Saturday, Kendrick started to show some signs of improvement again.  No new sores, and slight visible progress on his nose and Sunday is a little better yet.  The weather was warm, and we spent an hour outside today since he could tolerate the temperature with his missing fur.

My family have been very supportive, and visit us at the cabin a couple of times a week. While we visit them each time we make a trip to the vet.  Kendrick was introduced to our resident dogs on Saturday the 23rd, and he shows us more personality when they are around. They visited again last night and today. We will continue to take it one day at a time.

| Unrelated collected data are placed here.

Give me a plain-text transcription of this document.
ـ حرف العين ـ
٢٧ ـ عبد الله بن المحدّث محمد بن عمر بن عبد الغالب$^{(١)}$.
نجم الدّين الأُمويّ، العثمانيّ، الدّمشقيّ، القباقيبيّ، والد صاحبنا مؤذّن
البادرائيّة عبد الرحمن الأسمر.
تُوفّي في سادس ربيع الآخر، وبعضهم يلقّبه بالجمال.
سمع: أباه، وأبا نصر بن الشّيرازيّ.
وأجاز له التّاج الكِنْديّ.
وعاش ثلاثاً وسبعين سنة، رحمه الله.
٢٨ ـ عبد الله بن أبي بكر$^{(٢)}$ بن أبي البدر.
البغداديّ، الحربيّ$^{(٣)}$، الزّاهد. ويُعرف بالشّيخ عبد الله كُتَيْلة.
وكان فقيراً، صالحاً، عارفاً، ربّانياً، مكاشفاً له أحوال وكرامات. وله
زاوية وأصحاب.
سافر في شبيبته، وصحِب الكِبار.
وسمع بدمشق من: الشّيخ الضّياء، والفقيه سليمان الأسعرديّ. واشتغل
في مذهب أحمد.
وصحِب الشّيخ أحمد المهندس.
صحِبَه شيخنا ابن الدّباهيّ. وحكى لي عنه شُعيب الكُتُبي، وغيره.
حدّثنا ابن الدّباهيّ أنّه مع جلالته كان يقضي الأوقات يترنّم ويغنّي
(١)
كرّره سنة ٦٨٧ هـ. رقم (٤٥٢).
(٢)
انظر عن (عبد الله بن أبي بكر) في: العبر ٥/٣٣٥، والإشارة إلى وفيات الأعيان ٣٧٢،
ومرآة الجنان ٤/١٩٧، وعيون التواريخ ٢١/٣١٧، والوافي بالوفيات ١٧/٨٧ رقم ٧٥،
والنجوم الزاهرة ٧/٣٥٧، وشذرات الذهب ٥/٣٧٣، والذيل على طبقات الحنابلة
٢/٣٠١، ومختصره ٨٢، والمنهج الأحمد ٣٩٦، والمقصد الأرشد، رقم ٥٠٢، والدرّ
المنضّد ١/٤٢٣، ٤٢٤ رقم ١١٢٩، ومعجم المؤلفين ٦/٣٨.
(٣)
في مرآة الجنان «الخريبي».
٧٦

More Progress notes to come as we continue this journey.  … Angie & Kendrick


  1. Fantastic job Angie, few people would have the patience and love to accomplish what you have with Kendrick, best of luck to both of you and thanks to your family for being so supportive. Frank and Cheryl

  2. You're an incredibly amazing human being for being a foster parent, let alone takingnin Kendrick. He's blessed to have you on his side to help him heal and progress towards the healing. Bless your heart and soul for everything you're doing to help him as well as the support and patience of your family.

  3. <3 Angie! You are an angel fro heaven!!!! Thank you so much for all of your love and dedication to these beautiful dogs! <3 Many prayers for continued success for Kendrick!!!!!